For multi-tenant deployments (10+ orgs sharing the cluster), the bottleneck is usually MongoDB I/O. Plan for sharding around 50+ orgs or 1M+ records per collection.

What you have to operate

Self-hosting means owning these things:

  1. Backups + restoration. MongoDB dumps daily, off-site, tested-restore monthly. Without this, you have no business in production.
  2. Upgrades. AppEngine releases tagged container images. Pull, restart, watch. Schema migrations run automatically on boot — but read the changelog for breaking changes.
  3. Secret rotation. JWT secrets, vendor API keys, DB credentials. The shipped defaults in development.env are for dev only — generate fresh ones for prod.

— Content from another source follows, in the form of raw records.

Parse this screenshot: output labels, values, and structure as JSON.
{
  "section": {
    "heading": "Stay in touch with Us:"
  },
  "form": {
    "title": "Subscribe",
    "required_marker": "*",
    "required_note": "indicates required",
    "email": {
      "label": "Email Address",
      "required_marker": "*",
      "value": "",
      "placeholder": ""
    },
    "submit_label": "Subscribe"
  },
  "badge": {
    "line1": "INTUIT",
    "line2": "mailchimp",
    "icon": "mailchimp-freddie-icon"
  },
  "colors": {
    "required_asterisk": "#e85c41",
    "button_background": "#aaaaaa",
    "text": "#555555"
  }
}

See Environment variables.
  4. Monitoring. Health endpoints exist (GET /monitoring/health) — wire them to Pingdom/UptimeRobot/Prometheus. See Production operations.
  5. Log aggregation. ELK, Loki, or any drain. AppEngine writes to stdout and error.log.
  6. Capacity planning. Watch heap, queue depth, MongoDB working set, Redis memory. Scale before saturation.

If you're not equipped for this, the hosted offering exists for a reason.

The license

Self-hosting AppEngine for internal use is free under the included license. Reselling, white-labelling, or bundling it into a product you sell to others requires an enterprise agreement — talk to [email protected].